Jon had his life changed by hearing the teaching "Joy is within you." At the time, he was a journalist whose favorite form of humor was cynical irony, and he had an ingrained distrust of words like joy and bliss. If you asked him "Have you ever been happy?" he would have thought of a few great high school basketball games, and a rave he went to tripping on Ecstasy in 1993, and then he would probably have shrugged and said something edgy like, "Only idiots are happy."
One day, in the yoga class he took because his doctor had told him it would be good for stress, the teacher described a posture by saying that it brought forth the innate bliss in the heart. "Innate bliss?" Jon thought. "Not in my heart." Then the teacher started to read from the writings of an Indian guru: "What we are looking for in everything is joy, ecstasy. But ecstasy is within you. Look for it in your own heart."
Since he was there in the posture, with nothing much else to do anyway, Jon decided to bring his reporter's investigative skills to bear on the teacher's proposition. He turned his attention around, with the idea that he'd look inside and see if what the teacher said had any possible basis in reality. He literally aimed his attention into the place where he thought the heart was, and even tried to visualize the pumping muscle in his chest.

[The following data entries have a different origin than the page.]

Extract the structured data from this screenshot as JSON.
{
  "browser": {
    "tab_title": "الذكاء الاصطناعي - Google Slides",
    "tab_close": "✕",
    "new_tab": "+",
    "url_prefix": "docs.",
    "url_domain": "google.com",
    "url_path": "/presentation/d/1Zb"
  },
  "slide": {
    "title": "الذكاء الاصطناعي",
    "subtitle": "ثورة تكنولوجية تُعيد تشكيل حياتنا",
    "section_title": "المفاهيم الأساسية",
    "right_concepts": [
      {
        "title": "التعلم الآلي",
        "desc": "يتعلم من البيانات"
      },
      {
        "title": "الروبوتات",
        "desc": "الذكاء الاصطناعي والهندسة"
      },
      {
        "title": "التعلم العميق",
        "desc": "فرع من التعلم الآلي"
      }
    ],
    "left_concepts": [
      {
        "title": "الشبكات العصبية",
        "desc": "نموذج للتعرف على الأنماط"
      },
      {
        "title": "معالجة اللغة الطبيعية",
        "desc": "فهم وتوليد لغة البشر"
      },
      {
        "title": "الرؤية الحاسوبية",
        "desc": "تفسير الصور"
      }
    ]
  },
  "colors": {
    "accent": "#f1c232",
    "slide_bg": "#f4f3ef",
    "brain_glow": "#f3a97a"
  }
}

To Jon's surprise, when he focused inside like that, something shifted. He felt a little current, a trickle of good feeling. The feeling expanded into radiating warmth. Suddenly, he was ecstatic. And what was even more interesting, he knew exactly what ecstasy was, even though he'd never experienced it before. It turns out that joy is something that even the most hardened pessimist can recognize when he sees it.
Jon's happiness lasted all day. It didn't actually stop when he went to sleep. "Yoga bliss," someone said to him when he described it.
"No, it was something inside me," said Jon. "It was mine."
The Primal Truth of Joy
There are certain core teachings that can forever shift the way you see the world. 'Joy is within you' is one of them. Even if you hear it from a purely psycho-physical point of view, if you really hear it, it's going to help you recognize one of the most empowering truths there is: that it is actually possible to feel happy regardless of how the world is treating you, regardless of how horrible your childhood was, regardless of the fact that all your friends are doing better than you. You can even, this teaching implies, be happy when you fail at something or when you're sick. That understanding can have immediate and far-reaching implications. It can help you become less reactive, for one thing. It can get you to start developing a meditation practice, or at the very least to think about changing your diet, or working on your attitude.
But as with all the great truths, your understanding of what it means to say that joy is inside you is crucial. If you don't understand it deeply, you're likely to mistake superficial good feeling for joy. Or you might also start to attach your joy to the circumstances that trigger it, the weekends when you get to hang out with a particular teacher or to romantic moments with your boyfriend, or even to jogging or basketball. Then you become an addict of a particular practice or person or situation. At another level, you might make the mistake that I made for years, and become a sort of bliss-fascist, expecting yourself to be in a 'good' state all the time, and subtly beating yourself up when you aren't.
Four Kinds of Happiness
So, what are we really talking about when we talk about the inner joy, and how are we supposed to approach it? In Sanskrit, there are four different words for happiness—sukha, santosha, mudita, and ananda. Each of these points to a different level of happiness. Together, they can actually constitute a path that leads us to the kind of happiness that really can't be shaken.
The word for ordinary happiness—the kind of happiness that comes from pleasant experiences—is sukha. Sukha means ease, enjoyment, comfort—literally, "good experience." It is often translated into English as "pleasure." Sukha is the happiness we feel when we're firmly inside our comfort zone. I live on the California coast and there are days when I wake up in the morning and look out the window and feel, well, spontaneously happy. That particular form of happiness is less likely to be present when I'm, say, circling the San Jose airport trying to find a way into the long-term parking zone so I can make my plane. The point here, as every inner tradition will tell you, is that sukha, joy-as-pleasure, is basically unreliable. Any state that depends on things going our way can disappear in an eye blink the minute conditions change.
There's a famous story by Katherine Mansfield that perfectly describes this quality in ordinary happiness. A young wife is giving a party. As she surveys the scene she has created, she congratulates herself because everything feels perfect—her house, the wine, the mix of guests, her nice husband pouring drinks for everyone. "This is bliss," she says to herself. "This is happiness." Then she notices her husband whispering in the ear of one of the woman guests, and realizes that he is making an assignation with the woman. Suddenly, her happiness is transformed into an agony of loss.